IT'S NOT JUST THE CLUES THAT ARE BLUE
Parents have managed to develop a mysterious immunity to the virulent cheer of their kids' entertainment. Childless STEVE BURNS, 27, was not so lucky. As host of Nickelodeon's relentlessly upbeat Blue's Clues for five years, Burns put up with all manner of manic happiness, but last week he bitterly announced his departure from the show. "I didn't really want to become Krusty the Klown in front of the nation," said Burns, who, along with animated dog pal Blue, helped teach kids deductive reasoning while prodding them into spending $1 billion on Blue's Clues merchandise. Burns will be replaced by his "brother" Joe, to be played by Donovan Patton. "The new guy is funnier and better than me," said Burns, who added that if he were a kid, he would have hated, "with all my heart," the character he played. Look, it's Krusty the Klown!
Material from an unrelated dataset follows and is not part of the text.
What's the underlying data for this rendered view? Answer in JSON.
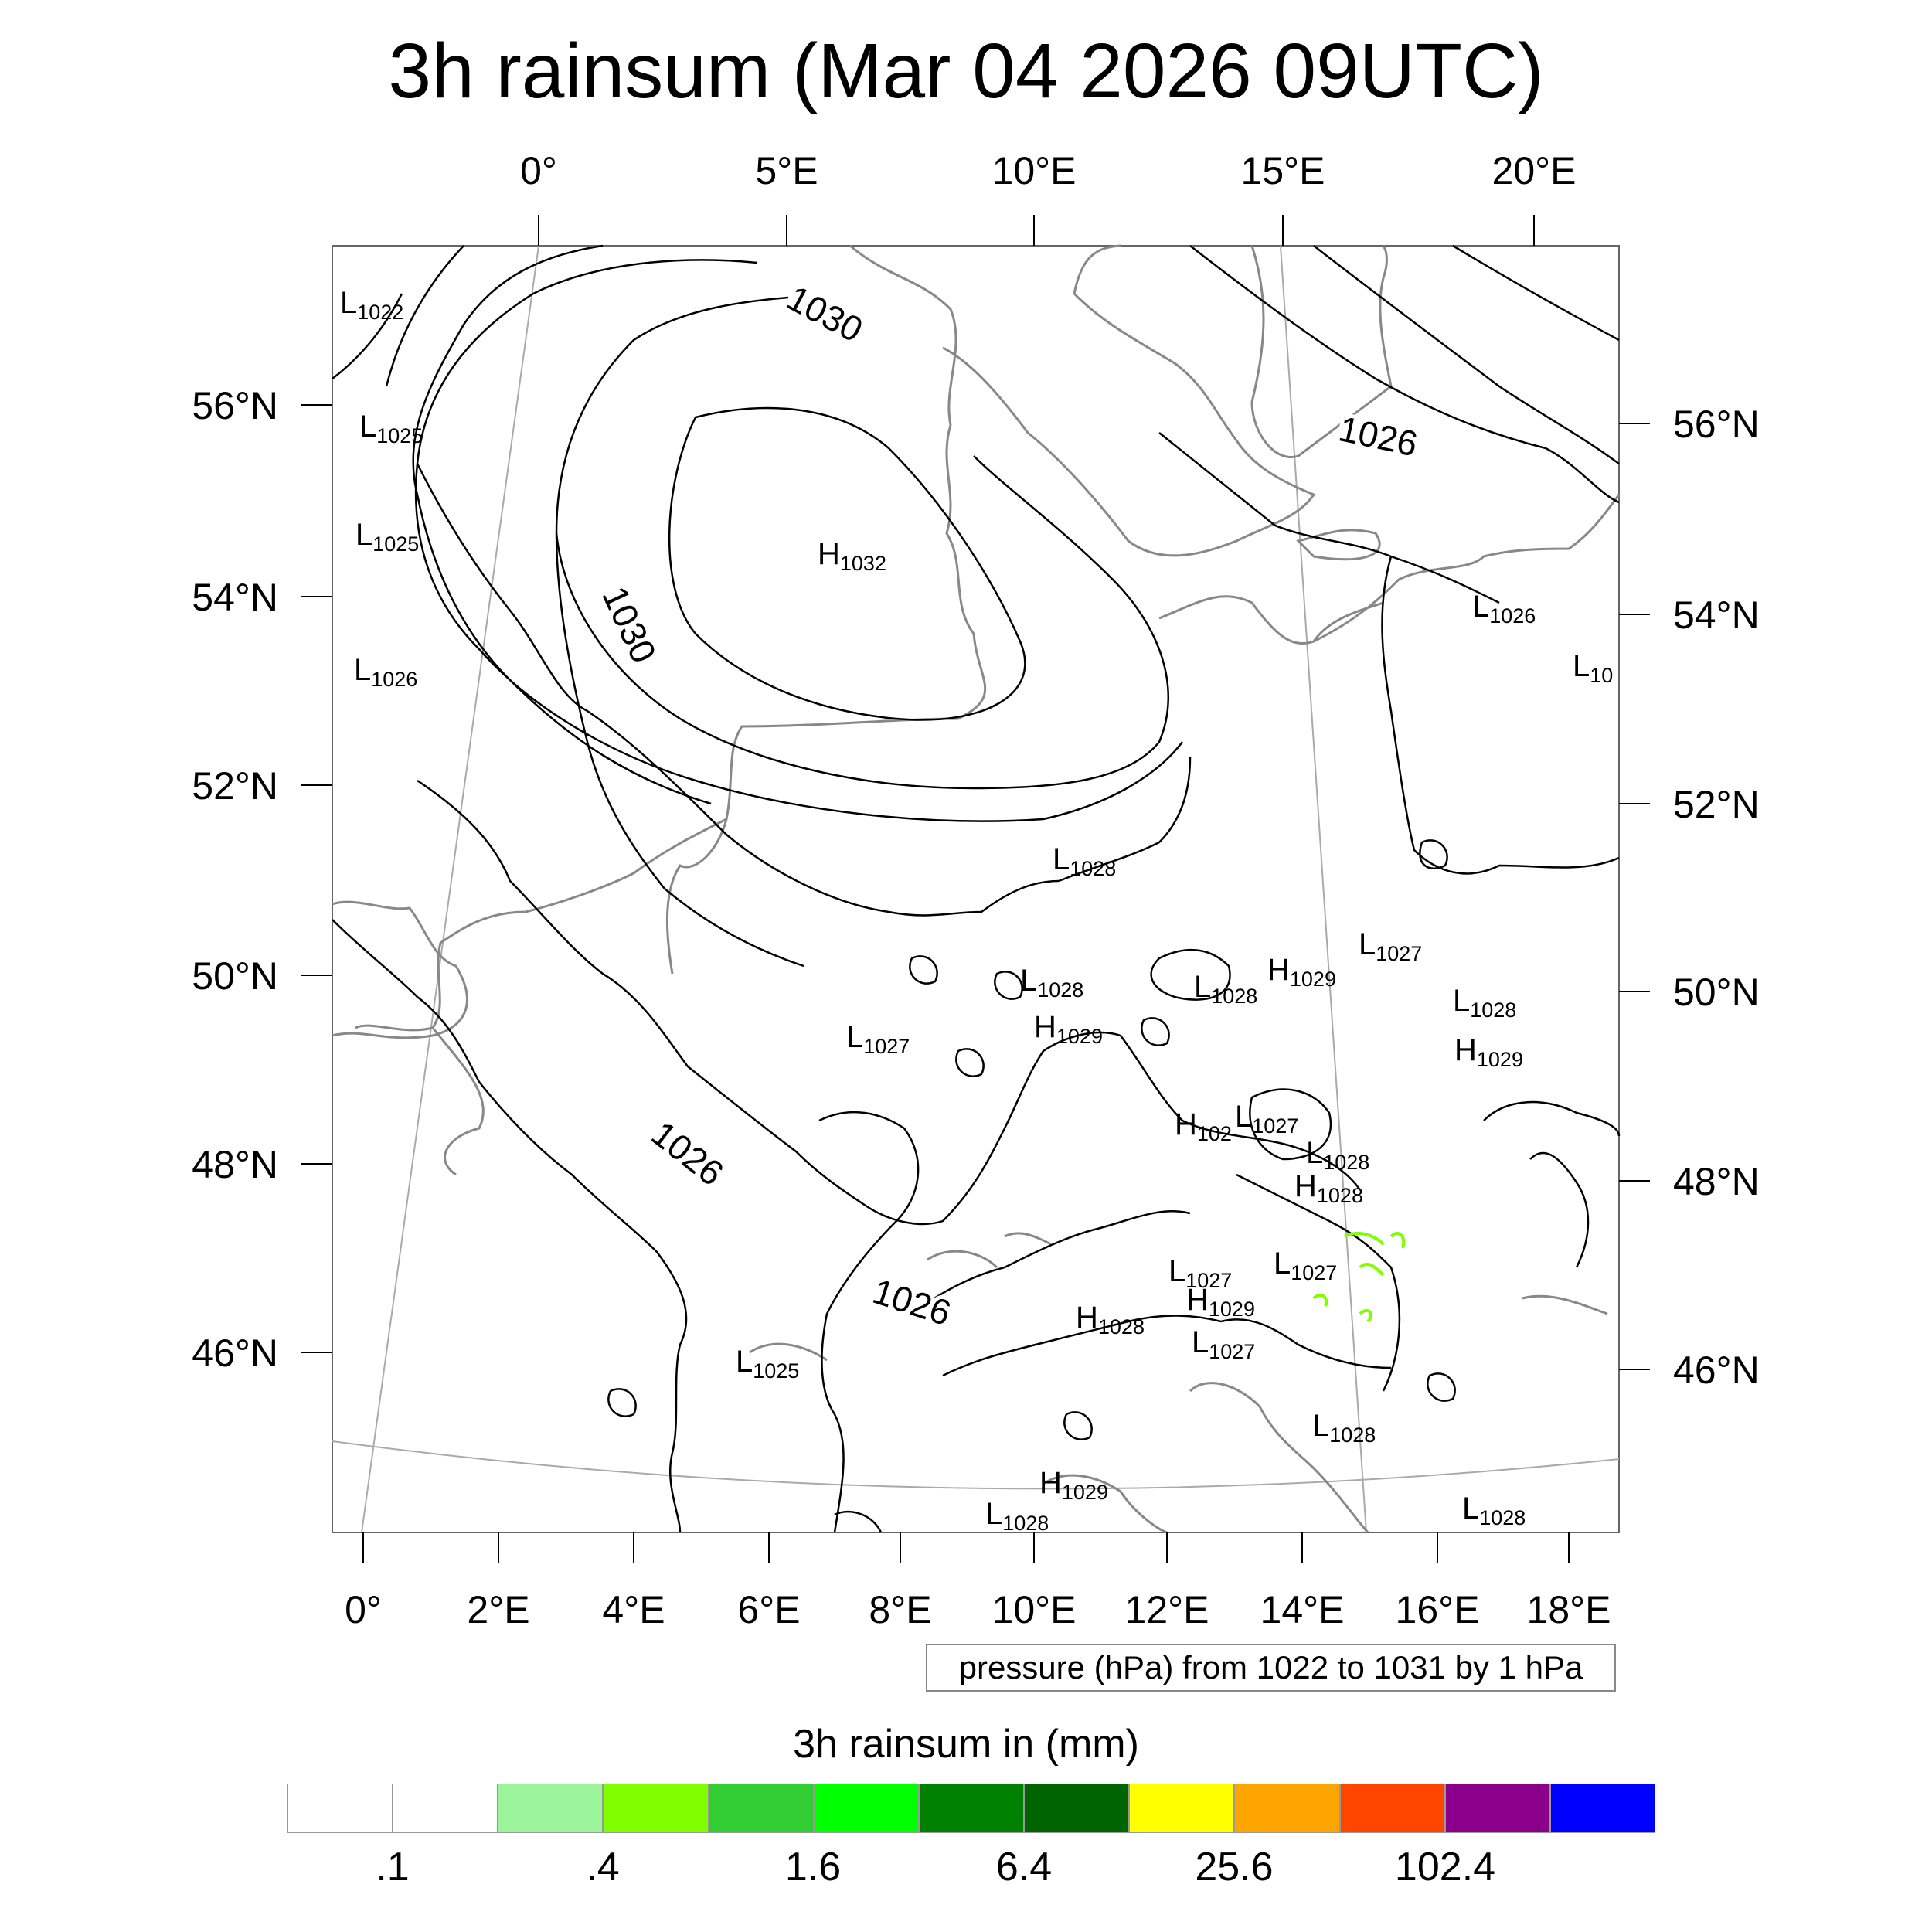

DON'T CRY FOR ME, SCOTLAND
They opted against the Michael Douglas--Catherine Zeta-Jones pimp-your-wedding-pictures thing, but details of the nuptials of MADONNA and director GUY RITCHIE at Skibo, a 13th century Scottish castle, have nevertheless made their inexorable entrance into the public conversation. The bride, 42, wore a dress designed by maid of honor Stella McCartney, an antique veil and a 37-carat diamond-cross necklace on loan from Harry Winston; the groom, 32, sported a kilt, as did the couple's four-month-old son ROCCO. Among the 60 or so invitees were some famous people (Gwyneth Paltrow, Sting) and some people famous for knowing famous people (Debi Mazar, Trudie Styler). After dinner, an imported Miami deejay spun records in the castle basement until the early-morning hours. By that point, Madonna had changed into a pantsuit, while the groom remained in his skirt. Just in case you wondered who wears the pants in the family.
GIVE HIM A RAISE
Until they enlarge the puck and get skating cheerleaders, hockey will remain the Ringo Starr of American sports. Still, Ringo had his Octopus's Garden, and hockey had its equivalent last week with the triumphant return of former Pittsburgh Penguin star--and current Penguin owner--MARIO LEMIEUX. Retired for 3 1/2 years, Lemieux promised he wouldn't come back unless his skills were still sharp; in his first game he proved they were, notching a goal and two assists. "It was a great moment, the kind of moment I will cherish for a long time," said Lemieux, who speaks sports cliche in French and English. His teammates/employees welcomed him back with enthusiasm, and were heard openly contemplating the advantages of a co-worker boss. Said defenseman Bob Boughner: "I'm going to take him out on the first road trip, get him drunk and talk contract."